Pasal 6A UUD 1945, khususnya Ayat 2 hanya menyatakan capres-cawapres  diusulkan oleh partai atau gabungan partai peserta pemilu sebelum pelaksanaan pemilu. Andai memakai logika yang kedua berarti bisa muncul banyak capres. Parpol yang lolos jadi peserta pemilu bisa mencalonkan kadernya atau berkoalisi dengan parpol lain mendukung capres-cawapres. Jauh-jauh hari partai-partai sudah berkoalisi tanpa menunggu hasil pileg.

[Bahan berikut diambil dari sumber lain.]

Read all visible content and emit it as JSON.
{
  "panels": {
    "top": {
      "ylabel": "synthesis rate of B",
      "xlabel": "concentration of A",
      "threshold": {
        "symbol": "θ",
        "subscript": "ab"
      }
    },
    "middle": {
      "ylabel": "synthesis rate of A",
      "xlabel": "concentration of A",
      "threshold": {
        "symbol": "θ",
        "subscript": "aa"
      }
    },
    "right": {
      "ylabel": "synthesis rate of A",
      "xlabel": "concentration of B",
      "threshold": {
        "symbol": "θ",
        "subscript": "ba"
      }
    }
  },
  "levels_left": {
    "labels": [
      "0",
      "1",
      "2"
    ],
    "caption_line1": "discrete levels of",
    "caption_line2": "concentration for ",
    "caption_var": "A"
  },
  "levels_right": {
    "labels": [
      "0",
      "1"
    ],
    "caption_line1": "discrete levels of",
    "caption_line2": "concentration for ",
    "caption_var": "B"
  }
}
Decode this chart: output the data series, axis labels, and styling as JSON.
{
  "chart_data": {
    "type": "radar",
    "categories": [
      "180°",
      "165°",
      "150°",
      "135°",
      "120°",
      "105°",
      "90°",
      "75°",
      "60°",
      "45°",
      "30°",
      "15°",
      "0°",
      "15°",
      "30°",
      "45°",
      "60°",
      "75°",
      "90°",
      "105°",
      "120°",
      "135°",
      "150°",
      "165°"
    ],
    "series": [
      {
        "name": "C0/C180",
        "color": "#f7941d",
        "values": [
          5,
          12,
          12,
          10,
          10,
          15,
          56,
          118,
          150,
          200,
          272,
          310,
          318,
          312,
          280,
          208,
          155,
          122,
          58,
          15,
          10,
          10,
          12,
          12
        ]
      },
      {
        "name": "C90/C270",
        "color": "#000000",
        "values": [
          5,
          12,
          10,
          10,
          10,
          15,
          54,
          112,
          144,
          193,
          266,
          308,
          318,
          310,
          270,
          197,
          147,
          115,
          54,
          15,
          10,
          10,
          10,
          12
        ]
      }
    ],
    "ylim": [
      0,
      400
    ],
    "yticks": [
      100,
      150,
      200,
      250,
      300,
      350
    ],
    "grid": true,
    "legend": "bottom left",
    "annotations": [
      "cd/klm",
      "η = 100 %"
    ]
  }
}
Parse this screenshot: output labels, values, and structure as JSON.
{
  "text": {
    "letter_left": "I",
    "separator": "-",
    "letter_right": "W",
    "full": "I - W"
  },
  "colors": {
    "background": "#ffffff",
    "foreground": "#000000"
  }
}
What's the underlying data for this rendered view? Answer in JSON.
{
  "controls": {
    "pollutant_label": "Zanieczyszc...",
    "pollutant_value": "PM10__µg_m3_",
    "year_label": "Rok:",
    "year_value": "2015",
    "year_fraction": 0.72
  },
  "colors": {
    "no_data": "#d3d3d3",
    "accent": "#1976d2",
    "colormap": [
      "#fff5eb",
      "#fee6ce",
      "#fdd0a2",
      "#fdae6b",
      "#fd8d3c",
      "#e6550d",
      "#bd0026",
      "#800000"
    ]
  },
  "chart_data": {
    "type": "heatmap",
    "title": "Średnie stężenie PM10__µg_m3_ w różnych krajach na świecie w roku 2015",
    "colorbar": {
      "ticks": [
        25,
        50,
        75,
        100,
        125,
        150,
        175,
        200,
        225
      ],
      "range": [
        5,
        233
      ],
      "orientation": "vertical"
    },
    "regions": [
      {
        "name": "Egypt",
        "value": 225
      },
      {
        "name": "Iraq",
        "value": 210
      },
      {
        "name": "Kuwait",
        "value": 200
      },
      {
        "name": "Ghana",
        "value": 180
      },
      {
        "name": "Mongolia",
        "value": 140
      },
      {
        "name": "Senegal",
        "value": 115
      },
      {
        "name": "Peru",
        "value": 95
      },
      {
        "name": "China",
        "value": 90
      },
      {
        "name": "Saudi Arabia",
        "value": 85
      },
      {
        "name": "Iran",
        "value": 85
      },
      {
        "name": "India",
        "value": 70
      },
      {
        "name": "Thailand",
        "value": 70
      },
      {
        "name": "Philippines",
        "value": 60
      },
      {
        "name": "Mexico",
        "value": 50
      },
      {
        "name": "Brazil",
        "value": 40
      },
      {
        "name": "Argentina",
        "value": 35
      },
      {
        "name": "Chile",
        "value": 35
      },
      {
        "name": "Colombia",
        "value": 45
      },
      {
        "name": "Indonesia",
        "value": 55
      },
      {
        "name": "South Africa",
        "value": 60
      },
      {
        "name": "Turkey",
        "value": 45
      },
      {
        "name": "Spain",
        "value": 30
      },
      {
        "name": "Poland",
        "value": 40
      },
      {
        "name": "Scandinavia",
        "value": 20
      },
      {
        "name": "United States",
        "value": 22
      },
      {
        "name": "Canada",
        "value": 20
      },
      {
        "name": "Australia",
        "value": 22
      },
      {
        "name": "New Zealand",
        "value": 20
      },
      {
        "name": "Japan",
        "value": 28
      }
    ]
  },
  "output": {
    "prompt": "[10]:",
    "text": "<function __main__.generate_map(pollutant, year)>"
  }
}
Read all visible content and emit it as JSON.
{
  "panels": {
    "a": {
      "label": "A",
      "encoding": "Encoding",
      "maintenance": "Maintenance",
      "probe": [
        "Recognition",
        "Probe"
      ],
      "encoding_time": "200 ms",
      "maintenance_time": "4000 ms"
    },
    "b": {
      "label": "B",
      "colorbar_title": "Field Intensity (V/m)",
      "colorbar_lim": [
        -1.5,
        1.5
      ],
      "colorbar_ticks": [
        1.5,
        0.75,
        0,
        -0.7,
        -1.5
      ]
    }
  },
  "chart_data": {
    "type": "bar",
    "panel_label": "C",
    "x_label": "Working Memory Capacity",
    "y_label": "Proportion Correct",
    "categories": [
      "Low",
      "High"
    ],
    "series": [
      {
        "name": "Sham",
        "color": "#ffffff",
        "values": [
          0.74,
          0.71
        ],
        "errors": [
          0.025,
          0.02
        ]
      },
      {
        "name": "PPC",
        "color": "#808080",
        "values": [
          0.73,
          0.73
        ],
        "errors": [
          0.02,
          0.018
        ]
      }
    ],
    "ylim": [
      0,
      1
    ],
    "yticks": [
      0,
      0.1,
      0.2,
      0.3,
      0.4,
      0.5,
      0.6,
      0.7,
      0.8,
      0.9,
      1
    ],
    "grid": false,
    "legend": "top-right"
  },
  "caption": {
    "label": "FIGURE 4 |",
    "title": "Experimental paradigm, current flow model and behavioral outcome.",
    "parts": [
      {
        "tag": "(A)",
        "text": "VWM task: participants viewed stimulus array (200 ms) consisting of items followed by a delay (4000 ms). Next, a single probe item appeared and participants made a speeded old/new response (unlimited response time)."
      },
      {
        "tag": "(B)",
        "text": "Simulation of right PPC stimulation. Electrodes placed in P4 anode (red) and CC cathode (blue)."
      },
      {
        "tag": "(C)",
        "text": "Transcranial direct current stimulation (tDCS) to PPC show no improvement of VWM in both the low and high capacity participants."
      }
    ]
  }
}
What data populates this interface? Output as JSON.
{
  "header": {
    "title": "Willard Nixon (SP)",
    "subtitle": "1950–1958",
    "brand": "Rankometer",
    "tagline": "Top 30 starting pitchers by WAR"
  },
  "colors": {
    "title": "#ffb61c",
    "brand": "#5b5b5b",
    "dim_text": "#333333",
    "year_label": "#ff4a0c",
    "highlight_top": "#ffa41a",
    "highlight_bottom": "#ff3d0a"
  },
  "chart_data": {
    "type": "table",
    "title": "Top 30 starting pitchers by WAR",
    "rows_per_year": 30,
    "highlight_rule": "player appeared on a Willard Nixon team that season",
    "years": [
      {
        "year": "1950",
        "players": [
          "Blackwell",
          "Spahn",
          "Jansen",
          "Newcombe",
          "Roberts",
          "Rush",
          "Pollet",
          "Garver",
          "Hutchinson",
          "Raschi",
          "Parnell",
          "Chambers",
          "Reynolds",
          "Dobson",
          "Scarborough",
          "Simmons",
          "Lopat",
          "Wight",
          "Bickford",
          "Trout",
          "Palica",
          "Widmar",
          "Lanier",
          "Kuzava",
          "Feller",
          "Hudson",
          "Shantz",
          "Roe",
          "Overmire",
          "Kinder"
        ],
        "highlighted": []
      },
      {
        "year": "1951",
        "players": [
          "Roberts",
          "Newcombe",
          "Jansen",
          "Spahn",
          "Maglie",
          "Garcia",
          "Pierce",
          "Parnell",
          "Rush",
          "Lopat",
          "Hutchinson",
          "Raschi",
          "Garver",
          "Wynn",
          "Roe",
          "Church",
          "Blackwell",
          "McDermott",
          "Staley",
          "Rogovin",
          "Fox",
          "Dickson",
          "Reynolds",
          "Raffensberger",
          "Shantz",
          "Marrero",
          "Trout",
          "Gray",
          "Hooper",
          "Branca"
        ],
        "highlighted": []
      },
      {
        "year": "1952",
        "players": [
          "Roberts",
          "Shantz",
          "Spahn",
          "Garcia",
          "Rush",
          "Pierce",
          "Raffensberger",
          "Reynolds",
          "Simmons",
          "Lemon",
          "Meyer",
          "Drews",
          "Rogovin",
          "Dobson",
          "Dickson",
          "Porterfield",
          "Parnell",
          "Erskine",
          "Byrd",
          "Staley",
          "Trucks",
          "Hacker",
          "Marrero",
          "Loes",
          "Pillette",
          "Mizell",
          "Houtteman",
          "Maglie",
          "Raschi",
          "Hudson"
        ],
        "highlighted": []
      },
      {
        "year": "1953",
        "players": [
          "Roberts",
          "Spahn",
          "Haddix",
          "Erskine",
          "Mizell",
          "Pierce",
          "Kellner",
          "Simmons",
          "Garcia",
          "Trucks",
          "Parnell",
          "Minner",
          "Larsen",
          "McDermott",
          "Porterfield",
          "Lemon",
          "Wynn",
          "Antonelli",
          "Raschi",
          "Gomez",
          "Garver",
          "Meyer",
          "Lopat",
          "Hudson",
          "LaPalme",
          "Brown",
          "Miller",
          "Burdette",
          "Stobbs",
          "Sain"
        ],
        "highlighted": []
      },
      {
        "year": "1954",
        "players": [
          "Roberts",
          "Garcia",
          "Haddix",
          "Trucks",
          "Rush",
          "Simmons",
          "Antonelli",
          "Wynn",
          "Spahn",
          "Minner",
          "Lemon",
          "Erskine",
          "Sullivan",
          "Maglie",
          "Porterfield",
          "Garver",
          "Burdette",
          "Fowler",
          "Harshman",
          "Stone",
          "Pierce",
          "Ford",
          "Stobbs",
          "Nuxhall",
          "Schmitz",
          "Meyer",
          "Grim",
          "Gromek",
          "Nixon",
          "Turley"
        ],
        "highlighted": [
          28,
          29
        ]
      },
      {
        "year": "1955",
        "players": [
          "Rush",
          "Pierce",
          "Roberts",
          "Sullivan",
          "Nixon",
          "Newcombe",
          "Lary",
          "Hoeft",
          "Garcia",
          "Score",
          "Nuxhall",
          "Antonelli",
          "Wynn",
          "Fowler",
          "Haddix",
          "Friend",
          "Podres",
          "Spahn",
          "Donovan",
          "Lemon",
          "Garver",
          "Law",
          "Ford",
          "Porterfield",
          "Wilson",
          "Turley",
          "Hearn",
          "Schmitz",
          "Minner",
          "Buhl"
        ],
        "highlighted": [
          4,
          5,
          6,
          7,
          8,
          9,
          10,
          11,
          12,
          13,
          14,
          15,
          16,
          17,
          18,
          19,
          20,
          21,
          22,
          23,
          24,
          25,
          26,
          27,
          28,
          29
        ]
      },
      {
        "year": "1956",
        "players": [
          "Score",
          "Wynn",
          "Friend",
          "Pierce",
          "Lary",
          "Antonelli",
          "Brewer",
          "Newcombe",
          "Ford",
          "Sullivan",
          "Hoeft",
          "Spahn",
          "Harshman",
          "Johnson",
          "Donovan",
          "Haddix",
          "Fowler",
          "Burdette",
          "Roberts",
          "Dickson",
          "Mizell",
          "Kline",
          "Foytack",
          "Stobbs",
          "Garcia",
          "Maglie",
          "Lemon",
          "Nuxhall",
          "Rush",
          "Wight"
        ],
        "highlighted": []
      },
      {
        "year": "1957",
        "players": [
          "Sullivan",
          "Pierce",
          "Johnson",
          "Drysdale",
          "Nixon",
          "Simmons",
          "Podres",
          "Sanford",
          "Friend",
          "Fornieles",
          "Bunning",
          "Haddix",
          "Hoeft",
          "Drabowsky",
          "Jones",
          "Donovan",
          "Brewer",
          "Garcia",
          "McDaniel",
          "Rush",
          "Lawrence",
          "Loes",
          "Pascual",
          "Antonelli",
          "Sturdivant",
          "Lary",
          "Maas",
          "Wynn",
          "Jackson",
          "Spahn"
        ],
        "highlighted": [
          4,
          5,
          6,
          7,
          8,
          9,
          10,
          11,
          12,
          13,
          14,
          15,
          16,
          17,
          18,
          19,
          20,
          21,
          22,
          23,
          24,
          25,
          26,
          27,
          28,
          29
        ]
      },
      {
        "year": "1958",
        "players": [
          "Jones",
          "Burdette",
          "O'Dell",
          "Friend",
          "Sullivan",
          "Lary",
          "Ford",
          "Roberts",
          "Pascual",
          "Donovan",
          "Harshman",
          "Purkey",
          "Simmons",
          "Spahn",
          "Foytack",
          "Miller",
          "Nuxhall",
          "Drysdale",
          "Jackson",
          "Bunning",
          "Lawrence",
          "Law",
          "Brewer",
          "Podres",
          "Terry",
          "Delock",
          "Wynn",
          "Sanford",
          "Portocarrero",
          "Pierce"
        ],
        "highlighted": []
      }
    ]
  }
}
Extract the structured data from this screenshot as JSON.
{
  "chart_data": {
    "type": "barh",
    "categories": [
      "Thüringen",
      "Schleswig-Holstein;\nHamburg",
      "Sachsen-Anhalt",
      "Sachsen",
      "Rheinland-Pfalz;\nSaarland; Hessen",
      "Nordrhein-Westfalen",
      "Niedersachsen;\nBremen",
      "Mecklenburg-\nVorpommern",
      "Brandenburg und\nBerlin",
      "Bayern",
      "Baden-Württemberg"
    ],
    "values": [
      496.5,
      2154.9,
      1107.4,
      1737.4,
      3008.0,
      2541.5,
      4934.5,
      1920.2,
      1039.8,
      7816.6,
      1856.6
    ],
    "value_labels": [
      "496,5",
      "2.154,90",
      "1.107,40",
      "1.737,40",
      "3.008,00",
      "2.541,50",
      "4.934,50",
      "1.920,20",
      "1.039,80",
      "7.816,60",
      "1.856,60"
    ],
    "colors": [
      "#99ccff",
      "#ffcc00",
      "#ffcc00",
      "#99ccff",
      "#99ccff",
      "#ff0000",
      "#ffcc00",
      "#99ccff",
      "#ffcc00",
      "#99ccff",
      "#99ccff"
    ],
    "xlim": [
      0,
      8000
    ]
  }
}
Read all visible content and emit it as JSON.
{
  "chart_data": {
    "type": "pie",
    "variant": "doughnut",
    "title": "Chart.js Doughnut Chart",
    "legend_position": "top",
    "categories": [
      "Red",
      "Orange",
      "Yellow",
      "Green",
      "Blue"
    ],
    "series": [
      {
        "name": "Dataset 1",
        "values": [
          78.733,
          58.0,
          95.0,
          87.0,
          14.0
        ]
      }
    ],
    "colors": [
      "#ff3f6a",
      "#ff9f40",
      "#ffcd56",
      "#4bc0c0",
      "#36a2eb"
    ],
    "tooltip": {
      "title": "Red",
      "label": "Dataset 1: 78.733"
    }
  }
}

Ada komunikasi mendalam dan kesepahaman di antara partai-partai untuk mencalonkan capres-cawapres, dan berarti tak memerlukan setgab partai koalisi. Namun, kondisi itu tidak berbanding lurus dengan penguatan presidensialisme apabila kejadian 2004 dan 2009 kembali terulang, di mana presiden dan wakil presiden terpilih tak didukung partai yang memperoleh suara mayoritas.

Berangkat dari situasi itu, memperberat persyaratan menjadi peserta Pemilu 2019 bisa menjadi pintu masuk memperkuat presidensialisme tanpa mengurangi efisiensi pileg-pilpres bersamaan. Selanjutnya menetapkan parliamentary threshold (PT) 5%. Ke depan partai-partai politik yang memperoleh PT 5% ini ditetapkan sebagai peserta Pemilu 2024. Dengan demikian, terjadi evolusi penyederhanaan partai.

Tak ada desain sistem politik yang langsung ”nyetel” dengan kultur suatu negara bangsa. Sistem politik berubah mencari bentuk mengikuti dinamika perkembangan zaman. Kita harus bersabar mendapatkan sistem politik yang cocok dengan kebutuhan zaman. Mahkamah Konstitusi sudah membuat sebuah lompatan, berarti pemerintah dan DPR harus menyusun UU sesuai amanat putusan tersebut. Terlepas dari sisi negatif pileg dan pilpres bersamaan, dari sekarang partai-partai politik serius melakukan kaderisasi guna memajukan kader sebagai capres/cawapres. Akseptabilitas capres-cawapres yang baik berdampak positif bagi akseptabilitas partai.